In ascolto
Musica e umanità
È il 19 gennaio 1942. Adolf Eichmann effettua la sua visita a Terezin, un luogo dalle tante funzioni: campo di raccolta per ebrei cechi, ghetto per anziani e per ‘privilegiati’, ma soprattutto ghetto modello, strumento della propaganda nazista. In quella che Chaim Potok avrebbe definito “fucina di cultura” vengono internati intellettuali e conferenzieri, scrittori, artisti, educatori e straordinari musicisti. Fare musica a Terezin significa esprimere la propria identità ovvero appartenenza culturale, vuol dire salvaguardare la dignità di esseri umani, educare, regalare consolazione e speranza. Ma soprattutto significa opporre resistenza al male e protestare contro il regime.
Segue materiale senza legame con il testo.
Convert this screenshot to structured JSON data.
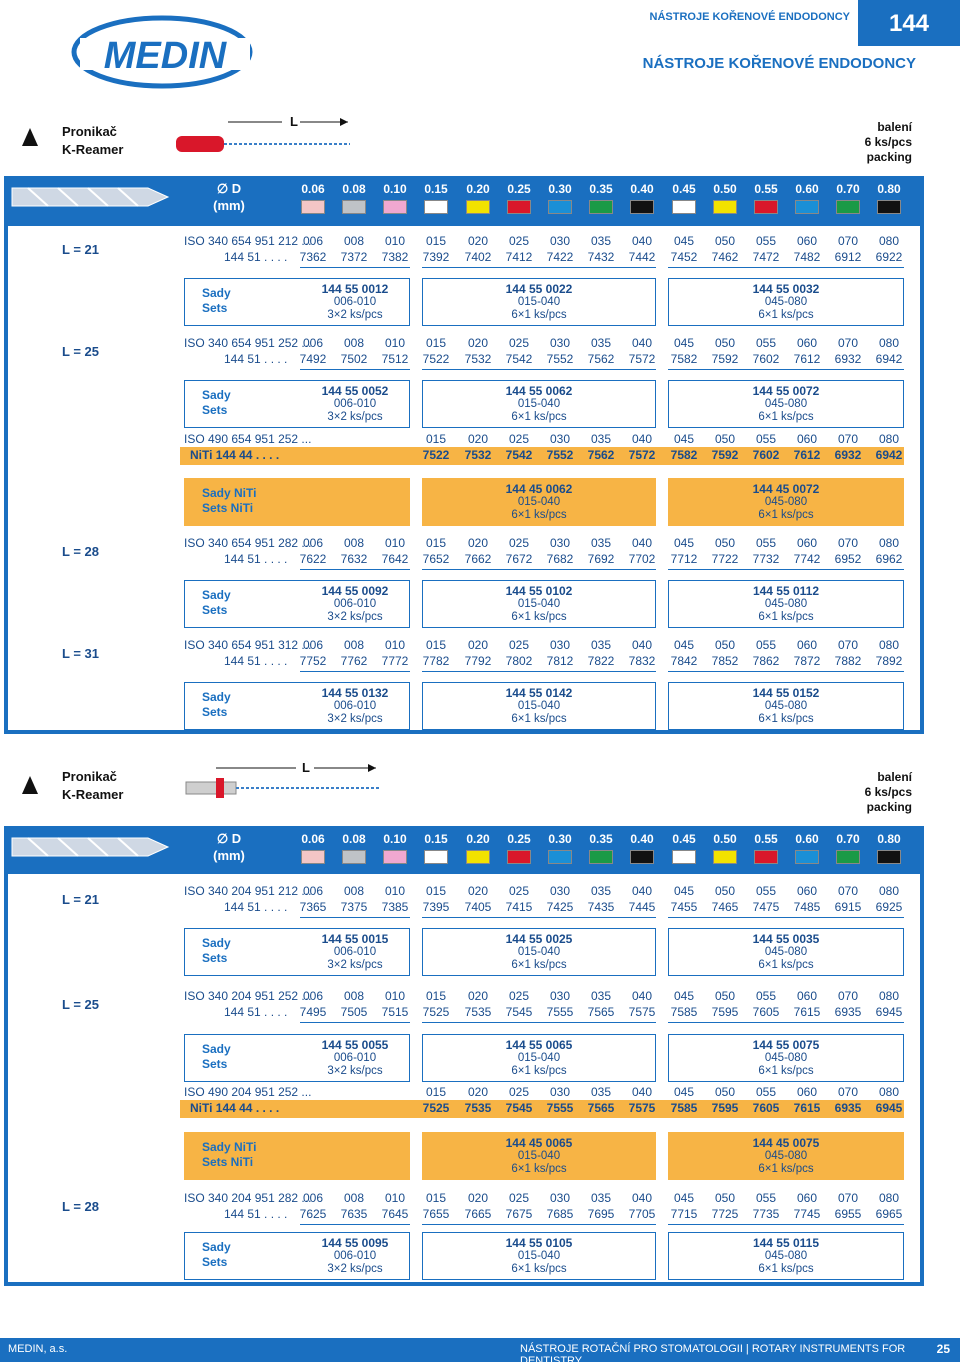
{
  "header": {
    "small": "NÁSTROJE KOŘENOVÉ ENDODONCY",
    "page_num": "144",
    "big": "NÁSTROJE KOŘENOVÉ ENDODONCY",
    "logo_text": "MEDIN"
  },
  "sec1": {
    "title1": "Pronikač",
    "title2": "K-Reamer",
    "L": "L",
    "pk1": "balení",
    "pk2": "6 ks/pcs",
    "pk3": "packing"
  },
  "sec2": {
    "title1": "Pronikač",
    "title2": "K-Reamer",
    "L": "L",
    "pk1": "balení",
    "pk2": "6 ks/pcs",
    "pk3": "packing"
  },
  "bar": {
    "d": "∅ D",
    "mm": "(mm)",
    "sizes": [
      "0.06",
      "0.08",
      "0.10",
      "0.15",
      "0.20",
      "0.25",
      "0.30",
      "0.35",
      "0.40",
      "0.45",
      "0.50",
      "0.55",
      "0.60",
      "0.70",
      "0.80"
    ],
    "colors": [
      "#f4c6c6",
      "#bfc3c7",
      "#f0a8d0",
      "#ffffff",
      "#f2e200",
      "#d9172a",
      "#1a8fd6",
      "#1a9a46",
      "#111111",
      "#ffffff",
      "#f2e200",
      "#d9172a",
      "#1a8fd6",
      "#1a9a46",
      "#111111"
    ]
  },
  "codes": [
    "006",
    "008",
    "010",
    "015",
    "020",
    "025",
    "030",
    "035",
    "040",
    "045",
    "050",
    "055",
    "060",
    "070",
    "080"
  ],
  "codes_niti": [
    "015",
    "020",
    "025",
    "030",
    "035",
    "040",
    "045",
    "050",
    "055",
    "060",
    "070",
    "080"
  ],
  "s1": {
    "L21": {
      "L": "L = 21",
      "iso": "ISO 340 654 951 212 ...",
      "pre": "144 51 . . . .",
      "nums": [
        "7362",
        "7372",
        "7382",
        "7392",
        "7402",
        "7412",
        "7422",
        "7432",
        "7442",
        "7452",
        "7462",
        "7472",
        "7482",
        "6912",
        "6922"
      ]
    },
    "sets21": {
      "a": "Sady",
      "b": "Sets",
      "g1": [
        "144 55 0012",
        "006-010",
        "3×2 ks/pcs"
      ],
      "g2": [
        "144 55 0022",
        "015-040",
        "6×1 ks/pcs"
      ],
      "g3": [
        "144 55 0032",
        "045-080",
        "6×1 ks/pcs"
      ]
    },
    "L25": {
      "L": "L = 25",
      "iso": "ISO 340 654 951 252 ...",
      "pre": "144 51 . . . .",
      "nums": [
        "7492",
        "7502",
        "7512",
        "7522",
        "7532",
        "7542",
        "7552",
        "7562",
        "7572",
        "7582",
        "7592",
        "7602",
        "7612",
        "6932",
        "6942"
      ]
    },
    "sets25": {
      "a": "Sady",
      "b": "Sets",
      "g1": [
        "144 55 0052",
        "006-010",
        "3×2 ks/pcs"
      ],
      "g2": [
        "144 55 0062",
        "015-040",
        "6×1 ks/pcs"
      ],
      "g3": [
        "144 55 0072",
        "045-080",
        "6×1 ks/pcs"
      ]
    },
    "niti": {
      "iso": "ISO 490 654 951 252 ...",
      "pre": "NiTi   144 44 . . . .",
      "nums": [
        "7522",
        "7532",
        "7542",
        "7552",
        "7562",
        "7572",
        "7582",
        "7592",
        "7602",
        "7612",
        "6932",
        "6942"
      ]
    },
    "setsniti": {
      "a": "Sady NiTi",
      "b": "Sets NiTi",
      "g2": [
        "144 45 0062",
        "015-040",
        "6×1 ks/pcs"
      ],
      "g3": [
        "144 45 0072",
        "045-080",
        "6×1 ks/pcs"
      ]
    },
    "L28": {
      "L": "L = 28",
      "iso": "ISO 340 654 951 282 ...",
      "pre": "144 51 . . . .",
      "nums": [
        "7622",
        "7632",
        "7642",
        "7652",
        "7662",
        "7672",
        "7682",
        "7692",
        "7702",
        "7712",
        "7722",
        "7732",
        "7742",
        "6952",
        "6962"
      ]
    },
    "sets28": {
      "a": "Sady",
      "b": "Sets",
      "g1": [
        "144 55 0092",
        "006-010",
        "3×2 ks/pcs"
      ],
      "g2": [
        "144 55 0102",
        "015-040",
        "6×1 ks/pcs"
      ],
      "g3": [
        "144 55 0112",
        "045-080",
        "6×1 ks/pcs"
      ]
    },
    "L31": {
      "L": "L = 31",
      "iso": "ISO 340 654 951 312 ...",
      "pre": "144 51 . . . .",
      "nums": [
        "7752",
        "7762",
        "7772",
        "7782",
        "7792",
        "7802",
        "7812",
        "7822",
        "7832",
        "7842",
        "7852",
        "7862",
        "7872",
        "7882",
        "7892"
      ]
    },
    "sets31": {
      "a": "Sady",
      "b": "Sets",
      "g1": [
        "144 55 0132",
        "006-010",
        "3×2 ks/pcs"
      ],
      "g2": [
        "144 55 0142",
        "015-040",
        "6×1 ks/pcs"
      ],
      "g3": [
        "144 55 0152",
        "045-080",
        "6×1 ks/pcs"
      ]
    }
  },
  "s2": {
    "L21": {
      "L": "L = 21",
      "iso": "ISO 340 204 951 212 ...",
      "pre": "144 51 . . . .",
      "nums": [
        "7365",
        "7375",
        "7385",
        "7395",
        "7405",
        "7415",
        "7425",
        "7435",
        "7445",
        "7455",
        "7465",
        "7475",
        "7485",
        "6915",
        "6925"
      ]
    },
    "sets21": {
      "a": "Sady",
      "b": "Sets",
      "g1": [
        "144 55 0015",
        "006-010",
        "3×2 ks/pcs"
      ],
      "g2": [
        "144 55 0025",
        "015-040",
        "6×1 ks/pcs"
      ],
      "g3": [
        "144 55 0035",
        "045-080",
        "6×1 ks/pcs"
      ]
    },
    "L25": {
      "L": "L = 25",
      "iso": "ISO 340 204 951 252 ...",
      "pre": "144 51 . . . .",
      "nums": [
        "7495",
        "7505",
        "7515",
        "7525",
        "7535",
        "7545",
        "7555",
        "7565",
        "7575",
        "7585",
        "7595",
        "7605",
        "7615",
        "6935",
        "6945"
      ]
    },
    "sets25": {
      "a": "Sady",
      "b": "Sets",
      "g1": [
        "144 55 0055",
        "006-010",
        "3×2 ks/pcs"
      ],
      "g2": [
        "144 55 0065",
        "015-040",
        "6×1 ks/pcs"
      ],
      "g3": [
        "144 55 0075",
        "045-080",
        "6×1 ks/pcs"
      ]
    },
    "niti": {
      "iso": "ISO 490 204 951 252 ...",
      "pre": "NiTi   144 44 . . . .",
      "nums": [
        "7525",
        "7535",
        "7545",
        "7555",
        "7565",
        "7575",
        "7585",
        "7595",
        "7605",
        "7615",
        "6935",
        "6945"
      ]
    },
    "setsniti": {
      "a": "Sady NiTi",
      "b": "Sets NiTi",
      "g2": [
        "144 45 0065",
        "015-040",
        "6×1 ks/pcs"
      ],
      "g3": [
        "144 45 0075",
        "045-080",
        "6×1 ks/pcs"
      ]
    },
    "L28": {
      "L": "L = 28",
      "iso": "ISO 340 204 951 282 ...",
      "pre": "144 51 . . . .",
      "nums": [
        "7625",
        "7635",
        "7645",
        "7655",
        "7665",
        "7675",
        "7685",
        "7695",
        "7705",
        "7715",
        "7725",
        "7735",
        "7745",
        "6955",
        "6965"
      ]
    },
    "sets28": {
      "a": "Sady",
      "b": "Sets",
      "g1": [
        "144 55 0095",
        "006-010",
        "3×2 ks/pcs"
      ],
      "g2": [
        "144 55 0105",
        "015-040",
        "6×1 ks/pcs"
      ],
      "g3": [
        "144 55 0115",
        "045-080",
        "6×1 ks/pcs"
      ]
    }
  },
  "footer": {
    "left": "MEDIN, a.s.",
    "center": "NÁSTROJE ROTAČNÍ PRO STOMATOLOGII  |  ROTARY INSTRUMENTS FOR DENTISTRY",
    "page": "25"
  }
}
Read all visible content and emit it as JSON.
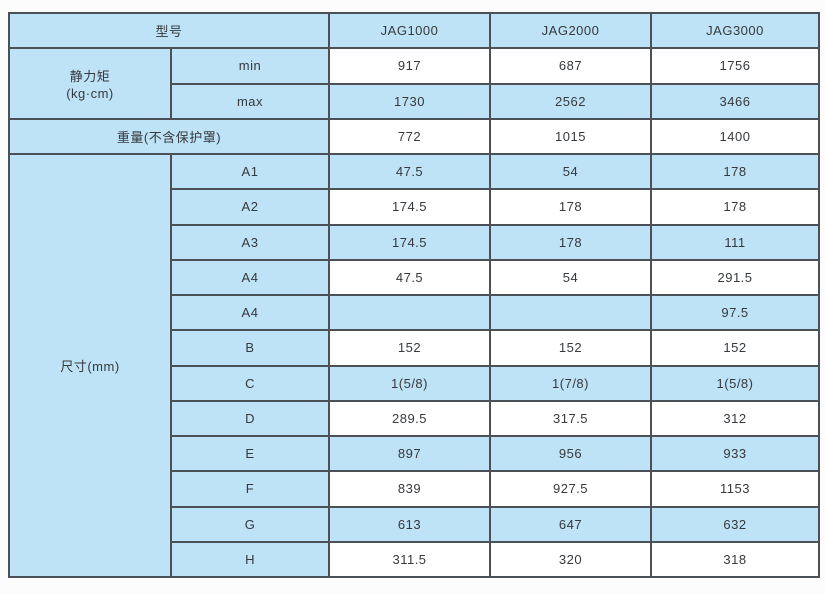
{
  "table": {
    "header": {
      "model_label": "型号",
      "models": [
        "JAG1000",
        "JAG2000",
        "JAG3000"
      ]
    },
    "static_torque": {
      "label": "静力矩",
      "unit": "(kg·cm)",
      "min_label": "min",
      "max_label": "max",
      "min_values": [
        "917",
        "687",
        "1756"
      ],
      "max_values": [
        "1730",
        "2562",
        "3466"
      ]
    },
    "weight": {
      "label": "重量(不含保护罩)",
      "values": [
        "772",
        "1015",
        "1400"
      ]
    },
    "dimensions": {
      "label": "尺寸(mm)",
      "rows": [
        {
          "param": "A1",
          "values": [
            "47.5",
            "54",
            "178"
          ]
        },
        {
          "param": "A2",
          "values": [
            "174.5",
            "178",
            "178"
          ]
        },
        {
          "param": "A3",
          "values": [
            "174.5",
            "178",
            "111"
          ]
        },
        {
          "param": "A4",
          "values": [
            "47.5",
            "54",
            "291.5"
          ]
        },
        {
          "param": "A4",
          "values": [
            "",
            "",
            "97.5"
          ]
        },
        {
          "param": "B",
          "values": [
            "152",
            "152",
            "152"
          ]
        },
        {
          "param": "C",
          "values": [
            "1(5/8)",
            "1(7/8)",
            "1(5/8)"
          ]
        },
        {
          "param": "D",
          "values": [
            "289.5",
            "317.5",
            "312"
          ]
        },
        {
          "param": "E",
          "values": [
            "897",
            "956",
            "933"
          ]
        },
        {
          "param": "F",
          "values": [
            "839",
            "927.5",
            "1153"
          ]
        },
        {
          "param": "G",
          "values": [
            "613",
            "647",
            "632"
          ]
        },
        {
          "param": "H",
          "values": [
            "311.5",
            "320",
            "318"
          ]
        }
      ]
    }
  },
  "colors": {
    "row_blue": "#bee2f6",
    "row_white": "#ffffff",
    "border": "#4b5157",
    "text": "#36393d",
    "page_bg": "#fcfcfc"
  }
}
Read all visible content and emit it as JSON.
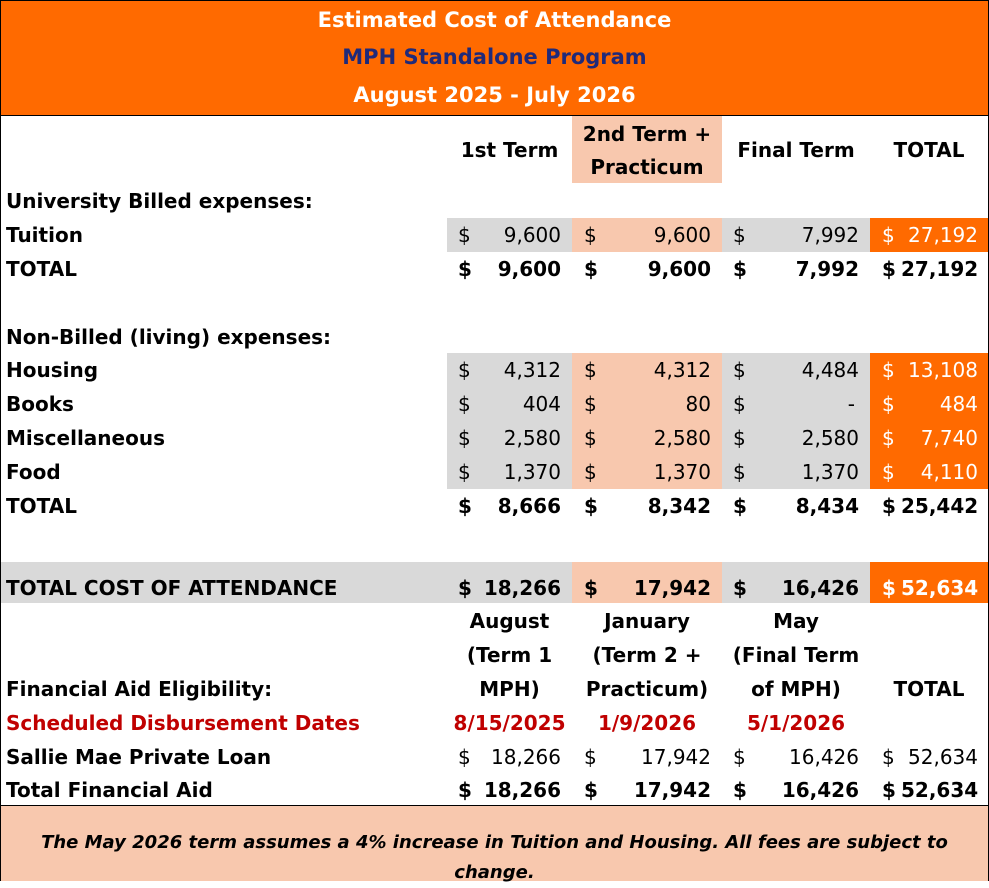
{
  "header": {
    "title": "Estimated Cost of Attendance",
    "program": "MPH Standalone Program",
    "period": "August 2025 - July 2026"
  },
  "columns": {
    "term1": "1st Term",
    "term2_line1": "2nd Term +",
    "term2_line2": "Practicum",
    "final": "Final Term",
    "total": "TOTAL"
  },
  "billed": {
    "heading": "University Billed expenses:",
    "tuition": {
      "label": "Tuition",
      "t1": "9,600",
      "t2": "9,600",
      "t3": "7,992",
      "total": "27,192"
    },
    "total": {
      "label": "TOTAL",
      "t1": "9,600",
      "t2": "9,600",
      "t3": "7,992",
      "total": "27,192"
    }
  },
  "nonbilled": {
    "heading": "Non-Billed (living) expenses:",
    "housing": {
      "label": "Housing",
      "t1": "4,312",
      "t2": "4,312",
      "t3": "4,484",
      "total": "13,108"
    },
    "books": {
      "label": "Books",
      "t1": "404",
      "t2": "80",
      "t3": "-",
      "total": "484"
    },
    "misc": {
      "label": "Miscellaneous",
      "t1": "2,580",
      "t2": "2,580",
      "t3": "2,580",
      "total": "7,740"
    },
    "food": {
      "label": "Food",
      "t1": "1,370",
      "t2": "1,370",
      "t3": "1,370",
      "total": "4,110"
    },
    "total": {
      "label": "TOTAL",
      "t1": "8,666",
      "t2": "8,342",
      "t3": "8,434",
      "total": "25,442"
    }
  },
  "coa": {
    "label": "TOTAL COST OF ATTENDANCE",
    "t1": "18,266",
    "t2": "17,942",
    "t3": "16,426",
    "total": "52,634"
  },
  "aid": {
    "col1": [
      "August",
      "(Term 1",
      "MPH)"
    ],
    "col2": [
      "January",
      "(Term 2 +",
      "Practicum)"
    ],
    "col3": [
      "May",
      "(Final Term",
      "of MPH)"
    ],
    "total": "TOTAL",
    "eligibility_label": "Financial Aid Eligibility:",
    "dates_label": "Scheduled Disbursement Dates",
    "dates": [
      "8/15/2025",
      "1/9/2026",
      "5/1/2026"
    ],
    "loan": {
      "label": "Sallie Mae Private Loan",
      "t1": "18,266",
      "t2": "17,942",
      "t3": "16,426",
      "total": "52,634"
    },
    "total_aid": {
      "label": "Total Financial Aid",
      "t1": "18,266",
      "t2": "17,942",
      "t3": "16,426",
      "total": "52,634"
    }
  },
  "currency": "$",
  "footnote": "The May 2026 term assumes a 4% increase in Tuition and Housing. All fees are subject to change.",
  "colors": {
    "orange": "#FF6A00",
    "peach": "#F8C8AE",
    "grey": "#D9D9D9",
    "navy": "#1F2A7A",
    "red": "#C00000"
  }
}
In quest’ultimo senso si muove Rafael Schaechter, direttore d’orchestra a cui è affidato il compito di allestire un concerto per la visita di Eichmann al campo. Il racconto e il significato di quella scelta è dato da Josef Bor, scrittore ceco:
“Calò il silenzio. Schaechter si voltò verso l’orchestra. […] In quel momento un silenzio strano, insolito nel campo,si impadronì della sala. Non era il mutismo delle pareti nude o quello della paura, ma il silenzio palpitante dell’attesa, per certi versi paragonabile forse alla trepidazione della prima carezza. La bacchetta si mosse impercettibilmente e affiorarono, appena udibili, i primi accordi furtivi del Requiem di Verdi. Schaechter ricordò l’istante preciso che l’aveva condotto a intraprendere lo studio dell’opera. Comprovare la falsità, l’aberrazione del concetto di sangue puro o impuro e di razza superiore o inferiore, dimostrarlo proprio in un campo di ebrei attraverso la musica, l’arte che forse più di ogni altra gli sembrava potesse rivelare il valore autentico dell’uomo. […] Dopo averci a lungo riflettuto aveva preferito il Requiem di Verdi a qualsiasi altra opera. Questa musica italiana, composta su testo latino, ispirata da preghiere cattoliche, sarebbe stata interpretata da cantanti ebrei, da musicisti di ogni nazionalità: Boemia, Austria, Germania, Olanda e Danimarca e alcuni anche da Polonia e Ungheria. L’esecuzione del Requiem nel ghetto sarebbe stata diretta da un maestro d’orchestra ateo. L’idea gli sembrava magnifica. […] In quell’universo assurdo di brutalità e barbarie inconcepibili, dove tutti erano stati fatti precipitare a forza, ciascuno desiderava ardentemente percepire anche la più piccola scintilla di un sentimento umano e profondo”.
Oggi non lascio alcun link per il consueto consiglio d’ascolto; ritroviamo la musica nelle parole di Josef Bor.